Misha the Naked Cossack would write a song about his experience. It would be true. He would tell his audiences that it had happened to him. He would make them believe. They would shout, faces red in praise at his triumph. The song, which he had already been writing in his head, would be called “Cossack in a Cage.”
He recited lines softly, ignoring his own voice, his own music being piped in around him. He tiptoed in his bare feet in the direction of the door, carrying the heaviest pot, the one they gave him to use as a toilet. It was empty. His mind was full.
“Prisoner in the light,” he said, reaching for the wall to his right. “Looking for a night. Searching for the dark. Cursing at electric sun. Weapon in my hand. I should have saved the shit I made to throw right in their face. Fuck the human race.”
He inched his way along slowly.
“Face them in sun,” he whispered. “Have a little fun. Put them in the cage. Misfits in a rage. They tried to stop the Cossack, tried to make him weep, tried to make him go insane, tried to hide the truth, now they are in the booth. Strip them of their clothes. Let them hold their nose when you give them neither pot nor food, water nor repose. Play ninety decibels high. Beat out their eardrums. Watch out, Jews and Gypsies, here the Cossack comes.”
He was next to the door now. He could easily reach out and grab the knob with his left hand. Instead he simply stood. In his right he held the pot tightly. He stepped back behind the door, waiting. He could wait forever. The Naked Cossack could wait forever. And then the lights would go out and the music stop and his jailer would enter and the Cossack would strike and strike and strike. Let him die. He wanted the jailer. It was the warden he wanted more. He would find a better weapon, a more deadly weapon, and then he would kill the warden, for he knew without doubt who the warden was.
“Find the warden in his den,” he recited. “Drag his writhing carcass to the pen. Russias come and Russias go. Friends to no one. Cossack foes. What will happen no one knows, but the Cossack will survive. The Cossack like others who passed before will be there to settle the ancient score.”
He heard something. Outside the door. Soft under the music. He lifted the pot high. Lights went out. Music died. And the door slowly opened.
The name of the wounded gunman was Raoul Bronborg, a Swedish citizen. Karpo had the printout from Interpol on the desk before him along with Bronborg’s fingerprints, which had led to the message from Interpol.
Bronborg was thirty-six years old, a mercenary who had worked as a private bodyguard in Brazil, Norway, France, and Bahrain. He spoke many languages and had many names, including Antonio Barleon, Sven Istermann, and Stephan Pomier. His current name was unknown and he had given Karpo none before he went into surgery and when he emerged after it.
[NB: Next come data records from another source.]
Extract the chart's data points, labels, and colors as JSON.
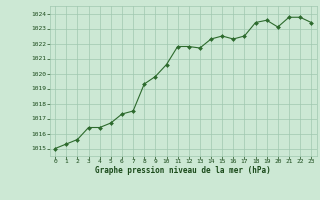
{
  "x": [
    0,
    1,
    2,
    3,
    4,
    5,
    6,
    7,
    8,
    9,
    10,
    11,
    12,
    13,
    14,
    15,
    16,
    17,
    18,
    19,
    20,
    21,
    22,
    23
  ],
  "y": [
    1015.0,
    1015.3,
    1015.6,
    1016.4,
    1016.4,
    1016.7,
    1017.3,
    1017.5,
    1019.3,
    1019.8,
    1020.6,
    1021.8,
    1021.8,
    1021.7,
    1022.3,
    1022.5,
    1022.3,
    1022.5,
    1023.4,
    1023.55,
    1023.1,
    1023.75,
    1023.75,
    1023.4
  ],
  "line_color": "#2d6a2d",
  "marker_color": "#2d6a2d",
  "bg_color": "#cce8d4",
  "grid_color": "#a0c8b0",
  "text_color": "#1a4a1a",
  "xlabel": "Graphe pression niveau de la mer (hPa)",
  "ylim": [
    1014.5,
    1024.5
  ],
  "xlim": [
    -0.5,
    23.5
  ],
  "yticks": [
    1015,
    1016,
    1017,
    1018,
    1019,
    1020,
    1021,
    1022,
    1023,
    1024
  ],
  "xticks": [
    0,
    1,
    2,
    3,
    4,
    5,
    6,
    7,
    8,
    9,
    10,
    11,
    12,
    13,
    14,
    15,
    16,
    17,
    18,
    19,
    20,
    21,
    22,
    23
  ]
}
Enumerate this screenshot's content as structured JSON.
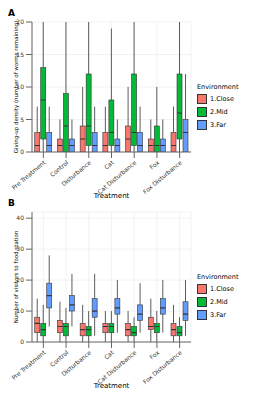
{
  "chart_data": [
    {
      "type": "boxplot",
      "label": "A",
      "x_label": "Treatment",
      "y_label": "Giving-up density (number of worms remaining)",
      "categories": [
        "Pre Treatment",
        "Control",
        "Disturbance",
        "Cat",
        "Cat Disturbance",
        "Fox",
        "Fox Disturbance"
      ],
      "ylim": [
        0,
        20
      ],
      "yticks": [
        0,
        5,
        10,
        15,
        20
      ],
      "grid": true,
      "legend": "right",
      "legend_title": "Environment",
      "series": [
        {
          "name": "1.Close",
          "color": "#F8766D",
          "values": [
            {
              "min": 0,
              "q1": 0,
              "median": 1,
              "q3": 3,
              "max": 7
            },
            {
              "min": 0,
              "q1": 0,
              "median": 1,
              "q3": 2,
              "max": 5
            },
            {
              "min": 0,
              "q1": 0,
              "median": 2,
              "q3": 4,
              "max": 10
            },
            {
              "min": 0,
              "q1": 0,
              "median": 1,
              "q3": 3,
              "max": 7
            },
            {
              "min": 0,
              "q1": 0,
              "median": 2,
              "q3": 4,
              "max": 10
            },
            {
              "min": 0,
              "q1": 0,
              "median": 1,
              "q3": 2,
              "max": 5
            },
            {
              "min": 0,
              "q1": 0,
              "median": 1,
              "q3": 3,
              "max": 7
            }
          ]
        },
        {
          "name": "2.Mid",
          "color": "#00BA38",
          "values": [
            {
              "min": 0,
              "q1": 2,
              "median": 8,
              "q3": 13,
              "max": 20
            },
            {
              "min": 0,
              "q1": 0,
              "median": 4,
              "q3": 9,
              "max": 20
            },
            {
              "min": 0,
              "q1": 1,
              "median": 4,
              "q3": 12,
              "max": 20
            },
            {
              "min": 0,
              "q1": 1,
              "median": 3,
              "q3": 8,
              "max": 19
            },
            {
              "min": 0,
              "q1": 1,
              "median": 3,
              "q3": 12,
              "max": 20
            },
            {
              "min": 0,
              "q1": 0,
              "median": 1,
              "q3": 4,
              "max": 10
            },
            {
              "min": 0,
              "q1": 2,
              "median": 6,
              "q3": 12,
              "max": 20
            }
          ]
        },
        {
          "name": "3.Far",
          "color": "#619CFF",
          "values": [
            {
              "min": 0,
              "q1": 0,
              "median": 1,
              "q3": 3,
              "max": 7
            },
            {
              "min": 0,
              "q1": 0,
              "median": 1,
              "q3": 2,
              "max": 5
            },
            {
              "min": 0,
              "q1": 0,
              "median": 1,
              "q3": 3,
              "max": 7
            },
            {
              "min": 0,
              "q1": 0,
              "median": 1,
              "q3": 2,
              "max": 5
            },
            {
              "min": 0,
              "q1": 0,
              "median": 1,
              "q3": 3,
              "max": 7
            },
            {
              "min": 0,
              "q1": 0,
              "median": 1,
              "q3": 2,
              "max": 5
            },
            {
              "min": 0,
              "q1": 0,
              "median": 3,
              "q3": 5,
              "max": 12
            }
          ]
        }
      ]
    },
    {
      "type": "boxplot",
      "label": "B",
      "x_label": "Treatment",
      "y_label": "Number of visitors to food station",
      "categories": [
        "Pre Treatment",
        "Control",
        "Disturbance",
        "Cat",
        "Cat Disturbance",
        "Fox",
        "Fox Disturbance"
      ],
      "ylim": [
        0,
        42
      ],
      "yticks": [
        0,
        10,
        20,
        30,
        40
      ],
      "grid": true,
      "legend": "right",
      "legend_title": "Environment",
      "series": [
        {
          "name": "1.Close",
          "color": "#F8766D",
          "values": [
            {
              "min": 0,
              "q1": 3,
              "median": 6,
              "q3": 8,
              "max": 14
            },
            {
              "min": 0,
              "q1": 3,
              "median": 5,
              "q3": 7,
              "max": 13
            },
            {
              "min": 0,
              "q1": 2,
              "median": 4,
              "q3": 6,
              "max": 12
            },
            {
              "min": 0,
              "q1": 3,
              "median": 5,
              "q3": 6,
              "max": 10
            },
            {
              "min": 0,
              "q1": 2,
              "median": 4,
              "q3": 6,
              "max": 10
            },
            {
              "min": 0,
              "q1": 4,
              "median": 5,
              "q3": 8,
              "max": 14
            },
            {
              "min": 0,
              "q1": 2,
              "median": 4,
              "q3": 6,
              "max": 12
            }
          ]
        },
        {
          "name": "2.Mid",
          "color": "#00BA38",
          "values": [
            {
              "min": 0,
              "q1": 2,
              "median": 4,
              "q3": 6,
              "max": 12
            },
            {
              "min": 0,
              "q1": 2,
              "median": 5,
              "q3": 6,
              "max": 11
            },
            {
              "min": 0,
              "q1": 2,
              "median": 4,
              "q3": 5,
              "max": 10
            },
            {
              "min": 0,
              "q1": 3,
              "median": 5,
              "q3": 6,
              "max": 10
            },
            {
              "min": 0,
              "q1": 2,
              "median": 3,
              "q3": 5,
              "max": 8
            },
            {
              "min": 0,
              "q1": 3,
              "median": 5,
              "q3": 6,
              "max": 10
            },
            {
              "min": 0,
              "q1": 2,
              "median": 3,
              "q3": 5,
              "max": 8
            }
          ]
        },
        {
          "name": "3.Far",
          "color": "#619CFF",
          "values": [
            {
              "min": 5,
              "q1": 11,
              "median": 15,
              "q3": 19,
              "max": 28
            },
            {
              "min": 5,
              "q1": 10,
              "median": 12,
              "q3": 15,
              "max": 22
            },
            {
              "min": 2,
              "q1": 8,
              "median": 10,
              "q3": 14,
              "max": 22
            },
            {
              "min": 3,
              "q1": 9,
              "median": 11,
              "q3": 14,
              "max": 20
            },
            {
              "min": 3,
              "q1": 7,
              "median": 9,
              "q3": 12,
              "max": 19
            },
            {
              "min": 3,
              "q1": 9,
              "median": 11,
              "q3": 14,
              "max": 20
            },
            {
              "min": 2,
              "q1": 7,
              "median": 9,
              "q3": 13,
              "max": 20
            }
          ]
        }
      ]
    }
  ]
}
Bronborg answered no questions. He met Karpo’s eyes and spoke, but answered no questions. He had been given, at his own insistence, only a local anesthetic. It was clear that he wanted no drug or medication to interfere with his thoughts. Pain was preferable. Karpo understood.
“I will answer no questions,” he said in nearly perfect Russian.
“Then,” said Karpo, “I shall ask you none. I will tell you that we know who you are.”
“Interpol?”
“Yes,” said Karpo. “Interpol. You are not wanted anywhere.”
“I know,” said the man in the hospital bed.
He was the embodiment of a mercenary or bodyguard, powerful arms and chest, a determined, hard dark face of no particular ethnic distinction. He had a white scar high on his forehead, and up close Karpo could see that the man had lost just a small piece of the tip of his left earlobe.